La théorie des ensembles telle que la développait Cantor à la fin du XIXe siècle peut probablement être qualifiée de « naïve » au sens où celui-ci ne la développe pas axiomatiquement, ni dans un langage formel. Il s'agissait en particulier de travailler avec des ensembles infinis. Cependant les conceptions de Cantor ont forcément évolué au fil du temps. Il a développé des aspects de ce que l'on appelle maintenant la théorie des ensembles, sur la cardinalité, les ensembles bien ordonnés et les ordinaux dans divers articles. Certaines de ses lettres, par exemple sa lettre à Richard Dedekind de 1899, jouent aujourd'hui un rôle important pour comprendre ses conceptions, or sa correspondance n'a été publiée qu'en 1932. Bref il n'est pas si simple de caractériser « la » théorie des ensembles de Cantor.

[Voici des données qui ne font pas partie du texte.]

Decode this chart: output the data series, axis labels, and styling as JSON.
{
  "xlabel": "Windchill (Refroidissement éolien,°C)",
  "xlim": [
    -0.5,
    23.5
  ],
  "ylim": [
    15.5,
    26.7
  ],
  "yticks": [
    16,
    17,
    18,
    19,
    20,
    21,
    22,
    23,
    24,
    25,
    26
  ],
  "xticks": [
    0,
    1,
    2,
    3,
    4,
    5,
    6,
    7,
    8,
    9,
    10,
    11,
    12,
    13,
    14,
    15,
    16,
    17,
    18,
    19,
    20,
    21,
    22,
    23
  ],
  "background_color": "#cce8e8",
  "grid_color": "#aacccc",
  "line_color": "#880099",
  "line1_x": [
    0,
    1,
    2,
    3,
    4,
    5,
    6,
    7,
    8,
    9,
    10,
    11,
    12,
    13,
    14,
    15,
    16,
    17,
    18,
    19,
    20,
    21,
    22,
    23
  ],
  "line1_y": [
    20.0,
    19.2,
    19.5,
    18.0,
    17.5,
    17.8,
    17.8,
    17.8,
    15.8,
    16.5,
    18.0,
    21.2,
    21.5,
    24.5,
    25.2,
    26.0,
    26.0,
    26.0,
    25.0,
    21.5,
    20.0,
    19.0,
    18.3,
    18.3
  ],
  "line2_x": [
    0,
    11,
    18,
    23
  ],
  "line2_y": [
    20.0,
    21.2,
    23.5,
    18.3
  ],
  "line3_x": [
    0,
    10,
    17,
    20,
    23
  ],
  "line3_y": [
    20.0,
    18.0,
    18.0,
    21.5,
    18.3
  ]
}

Il semble cependant que très tôt Cantor ait pensé que toute propriété ne pouvait définir un ensemble, il distingue en particulier les ensembles transfinis, et l'infini absolu, qui est indépassable, comme celui de la collection de tous les ordinaux qui ne peut constituer un ensemble. En ce sens sa « théorie » (rappelons qu'elle n'est pas formelle) ne paraît pas sensible aux paradoxes de Burali-Forti, de Cantor, il connaissait d'ailleurs ces deux derniers et ne les considérait pas comme des paradoxes, ni même au paradoxe de Russell, qui bien que plus simple est dans le même style.
Russell a d'ailleurs montré que son paradoxe rendait contradictoire la théorie de Frege, qui est une théorie des fondements dont les aspects logiques (auxquels Cantor s'intéressait peu) ont eu une grande influence, mais qui utilisait une version de la compréhension non restreinte, c'est-à-dire la possibilité de définir un ensemble en compréhension à partir de n'importe quelle propriété du langage étudié.
Le cas est différent pour des paradoxes comme le paradoxe de Richard ou le plus simple paradoxe de Berry (le plus petit entier que l'on ne peut pas définir en moins de cent mots) qui mettent en jeu le langage lui-même. Si celui-ci n'est pas formalisé rien ne semble interdire de déduire ceux-ci. Cependant Cantor n'a jamais affirmé que l'on pouvait définir un ensemble en compréhension à partir de n'importe quelle propriété sans aucune restriction.
Il reste que la découverte de ces paradoxes ou antinomies, a joué un rôle important dans le développement de la théorie des ensembles après Cantor, en particulier son axiomatisation a été en partie développée en réponse à ceux-ci, pour déterminer précisément quelles définitions d'ensembles pouvaient être autorisées. Aujourd'hui, pour les chercheurs en mathématiques, « théorie des ensembles » signifie usuellement théorie axiomatique des ensembles. Toutefois, cette théorie, aux multiples variantes, est formalisée généralement dans le calcul des prédicats du premier ordre, c'est-à-dire que le langage est bien défini et que l'on ne peut dériver le paradoxe de Berry. Il s'agit d'une axiomatisation de la relation d'appartenance, permettant donc de parler des ensembles, mais ceux-ci ne sont finalement traités qu'indirectement par les axiomes. On considère généralement que toutes les notions mathématiques peuvent être formalisées dans ce cadre.
La théorie naïve ne se soucie pas d'une définition très précise du langage mais se contente des propriétés telles qu'on les exprime usuellement en mathématiques, sachant que celles-ci se formaliseront finalement dans le langage de la théorie axiomatique, les paradoxes jouant le rôle de garde-fous. Le langage est en particulier extensible, par l'ajout de nouvelles définitions.